Sauce for the Gander. China has for the most part welcomed foreign direct investment in the form of factories, retail stores, and the like since the economy opened for global business in the 1980s. In the high-stakes scramble to gain access to Chinese consumers, the big multinationals have invested hundreds of billions of dollars there. GM, for example, now sells more cars in the Middle Kingdom than in the United States. But the flow of direct investment goes both ways. Indeed, China's appetite for companies, joint ventures, and production facilities in countries ranging from the United States to Russia to Algeria is large, and growing rapidly. A big question is why.
Leonard K. Cheng (Hong Kong University of Science and Technology) and Zihui Ma (Renmin University of China) use government data through 2006 (the latest available) to explore the motives of these Chinese corporate investors (virtually all of which have close ties to Beijing). Not surprisingly, acquisition of critical natural resources (think oil and gas) and the opportunity to sample foreign technology rank high on the list. But China is also increasingly interested in using FDI to gain a foothold in the global financial services industry, to diversify its mammoth foreign exchange reserves, and to disarm foreign critics by creating jobs in the advanced industrial economies. China's Outward Foreign Direct Investment. National Bureau of Economic Research. Download (free) here.
Convergence, By the Numbers. Economists know (though a surprising number seem to have forgotten since 2008) that the whole point of discretionary fiscal policy is to smooth fluctuations in the business cycle. Running surpluses (or at least cutting budget deficits) in boom times dampens inflationary pressures, while running deficits in recessions offsets falling private demand. This explains why most advanced industrial economies practice "countercyclical" policies most of the time.
By contrast, developing countries -- especially those dependent on raw materials exports -- have actually run "procyclical" fiscal policies, and it's not hard to see why.

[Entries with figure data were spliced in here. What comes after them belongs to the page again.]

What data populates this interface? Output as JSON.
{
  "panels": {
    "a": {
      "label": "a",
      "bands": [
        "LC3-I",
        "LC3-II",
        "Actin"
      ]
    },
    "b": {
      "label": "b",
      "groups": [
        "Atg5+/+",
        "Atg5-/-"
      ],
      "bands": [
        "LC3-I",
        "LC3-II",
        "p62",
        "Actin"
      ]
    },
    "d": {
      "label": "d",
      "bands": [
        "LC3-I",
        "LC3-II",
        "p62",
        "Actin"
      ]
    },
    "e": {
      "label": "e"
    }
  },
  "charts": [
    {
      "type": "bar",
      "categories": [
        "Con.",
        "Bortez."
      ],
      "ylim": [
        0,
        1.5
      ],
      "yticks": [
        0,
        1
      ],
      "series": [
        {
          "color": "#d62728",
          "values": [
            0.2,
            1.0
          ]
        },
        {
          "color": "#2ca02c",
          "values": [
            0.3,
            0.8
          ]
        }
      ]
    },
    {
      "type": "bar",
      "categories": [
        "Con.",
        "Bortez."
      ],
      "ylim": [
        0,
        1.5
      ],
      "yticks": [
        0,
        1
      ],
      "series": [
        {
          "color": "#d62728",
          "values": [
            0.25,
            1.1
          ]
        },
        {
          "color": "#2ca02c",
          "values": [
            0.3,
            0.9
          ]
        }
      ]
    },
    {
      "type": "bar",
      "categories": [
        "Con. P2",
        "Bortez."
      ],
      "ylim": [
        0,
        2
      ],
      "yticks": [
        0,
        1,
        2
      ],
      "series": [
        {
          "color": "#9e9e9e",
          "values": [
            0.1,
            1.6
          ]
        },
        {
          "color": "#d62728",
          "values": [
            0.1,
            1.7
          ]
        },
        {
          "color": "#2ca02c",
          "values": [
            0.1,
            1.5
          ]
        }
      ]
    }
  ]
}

A good chunk of their government revenues come from taxes and royalties on exports. In global booms, commodity prices generally go up. Politicians typically couldn't resist the pressure to spend the money, thereby exacerbating inflation. Meanwhile, in economic downturns, export revenues lag and these governments lacked the credit to borrow in order to sustain demand. So when America or Europe or Japan coughed, the developing world caught cold.
But according to the statistical analysis of Jeff Frankel (Harvard), Carols Vegh (University of Maryland), and Guillermo Vulletin (Colby College), that's changing. The big emerging market countries including China, India, and Brazil (along with many lesser developing economies) weathered the last recession very nicely, in large part because they now have the discipline and the means to use fiscal policy in countercyclical fashion. The explanation, the three economists say, lies in the strengthening of government institutions -- everything from the ability to contain corruption to the capacity to collect taxes. Good news, indeed. On Graduation from Procyclicality. NBER Working Paper 17619. Download ($5 charge) here.
Girl Power. It's obvious that limiting women's access to education and jobs is costly, and almost as obvious that the countries paying highest price for discrimination are among the poorest. But oddly, nobody has done a credible job of quantifying the problem -- or, at least, not until now.